Many people with ME have other illnesses, known as comorbidities, such as fibromyalgia (widespread muscle pain), postural orthostatic tachycardia syndrome (POTS, which means that your heart rate goes up when you stand up) and gastroparesis (diarrhea and constipation). Having these comorbidities may affect how severely ME makes you feel and how long your illness lasts.

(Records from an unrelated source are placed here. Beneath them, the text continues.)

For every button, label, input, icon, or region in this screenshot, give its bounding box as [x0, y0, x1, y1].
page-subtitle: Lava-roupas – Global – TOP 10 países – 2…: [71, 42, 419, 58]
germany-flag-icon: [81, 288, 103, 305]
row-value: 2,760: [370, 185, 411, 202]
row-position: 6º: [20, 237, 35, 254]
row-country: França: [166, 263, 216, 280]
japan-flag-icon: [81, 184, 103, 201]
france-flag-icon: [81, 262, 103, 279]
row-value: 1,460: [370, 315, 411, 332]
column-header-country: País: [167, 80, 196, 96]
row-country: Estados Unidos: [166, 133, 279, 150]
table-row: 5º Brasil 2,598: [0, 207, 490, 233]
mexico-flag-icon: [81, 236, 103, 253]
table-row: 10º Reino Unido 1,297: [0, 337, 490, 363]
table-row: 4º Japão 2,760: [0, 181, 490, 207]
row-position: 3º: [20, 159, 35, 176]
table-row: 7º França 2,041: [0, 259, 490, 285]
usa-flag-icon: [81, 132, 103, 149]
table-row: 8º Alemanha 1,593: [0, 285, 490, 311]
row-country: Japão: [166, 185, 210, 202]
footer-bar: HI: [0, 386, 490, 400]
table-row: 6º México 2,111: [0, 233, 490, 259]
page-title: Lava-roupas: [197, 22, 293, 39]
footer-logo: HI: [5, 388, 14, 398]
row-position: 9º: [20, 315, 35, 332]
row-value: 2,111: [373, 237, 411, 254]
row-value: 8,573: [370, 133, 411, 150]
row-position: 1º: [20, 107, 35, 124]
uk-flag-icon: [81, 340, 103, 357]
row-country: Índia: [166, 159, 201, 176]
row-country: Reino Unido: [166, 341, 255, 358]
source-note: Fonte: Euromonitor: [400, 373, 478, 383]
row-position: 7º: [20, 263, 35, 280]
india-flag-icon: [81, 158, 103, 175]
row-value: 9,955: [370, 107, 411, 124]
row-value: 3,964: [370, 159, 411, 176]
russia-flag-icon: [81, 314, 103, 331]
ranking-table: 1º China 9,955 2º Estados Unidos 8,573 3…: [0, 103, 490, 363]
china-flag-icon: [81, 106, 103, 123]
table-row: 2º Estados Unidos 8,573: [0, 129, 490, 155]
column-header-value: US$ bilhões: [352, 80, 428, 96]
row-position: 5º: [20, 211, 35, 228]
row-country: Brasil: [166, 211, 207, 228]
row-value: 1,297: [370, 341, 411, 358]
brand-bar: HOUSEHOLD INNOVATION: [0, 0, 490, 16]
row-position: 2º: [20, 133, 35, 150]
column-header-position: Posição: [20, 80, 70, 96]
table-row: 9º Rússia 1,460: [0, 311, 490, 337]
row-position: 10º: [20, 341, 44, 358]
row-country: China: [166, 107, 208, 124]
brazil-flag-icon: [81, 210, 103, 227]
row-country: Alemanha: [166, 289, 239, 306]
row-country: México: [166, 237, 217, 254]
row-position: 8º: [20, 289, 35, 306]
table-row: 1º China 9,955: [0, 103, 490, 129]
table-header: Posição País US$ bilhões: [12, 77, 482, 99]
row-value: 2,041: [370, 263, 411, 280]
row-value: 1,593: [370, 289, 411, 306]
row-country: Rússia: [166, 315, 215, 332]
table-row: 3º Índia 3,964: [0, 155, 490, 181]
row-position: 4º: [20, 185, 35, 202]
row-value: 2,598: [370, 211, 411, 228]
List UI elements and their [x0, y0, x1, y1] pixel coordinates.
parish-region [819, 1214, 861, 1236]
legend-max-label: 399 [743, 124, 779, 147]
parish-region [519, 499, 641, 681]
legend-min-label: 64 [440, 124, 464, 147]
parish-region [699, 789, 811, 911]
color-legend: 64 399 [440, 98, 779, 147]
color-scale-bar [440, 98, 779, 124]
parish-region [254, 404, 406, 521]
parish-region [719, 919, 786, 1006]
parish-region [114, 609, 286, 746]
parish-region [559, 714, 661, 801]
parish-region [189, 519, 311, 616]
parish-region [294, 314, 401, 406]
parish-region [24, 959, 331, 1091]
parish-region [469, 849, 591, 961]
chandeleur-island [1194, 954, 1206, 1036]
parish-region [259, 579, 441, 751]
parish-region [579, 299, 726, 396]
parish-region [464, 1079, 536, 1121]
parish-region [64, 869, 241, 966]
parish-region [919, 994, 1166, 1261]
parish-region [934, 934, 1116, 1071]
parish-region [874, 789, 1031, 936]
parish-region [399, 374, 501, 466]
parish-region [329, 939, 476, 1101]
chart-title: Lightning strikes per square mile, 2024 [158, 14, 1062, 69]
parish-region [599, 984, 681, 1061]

People with ME can also experience problems relating to their mood, such as depression and anxiety, and they often have poor immune systems. In some cases, the illness can be triggered by infections or by stress, such as after a car accident, surgery, chemotherapy, radiotherapy or pregnancy. Some people with ME can also be triggered by certain immunizations, including the chicken pox vaccination.
Researchers are currently examining ME at the biological level to understand what causes it. They are looking at the brain’s own inflammatory and immune processes at a very detailed level. They are testing whether inflammation of the brain itself is part of what causes ME and whether it can be treated by medicines.
In the meantime, the NHS is improving services for patients with ME. GPs are better trained to recognise the illness, and there is now a national helpline for people who are ill or worried about themselves, run by the charity ME Action. The charity also provides advice and support to families of children with ME, who face a lot of prejudice and discrimination.
A campaign by a doctor and patients called #ThereForME is calling for major reform of the NHS’s approach to ME. The campaigners say there needs to be local specialist services that can see new patients, and regional centres that can take on the most severe cases. They are also calling for home visits and access to social care for those who cannot go out. The campaigners are also highlighting the link between ME and long Covid, which has been linked to hundreds of deaths in the UK. The government says it is committed to transforming the way the NHS provides care for ME and other long-term conditions, and is reviewing funding for ME patients. But it is not yet clear when these changes will be in place. In the meantime, the ME charities are raising funds and trying to educate people about the illness. They are also helping people apply for disability benefits and assisting them with getting workplace and school accommodation.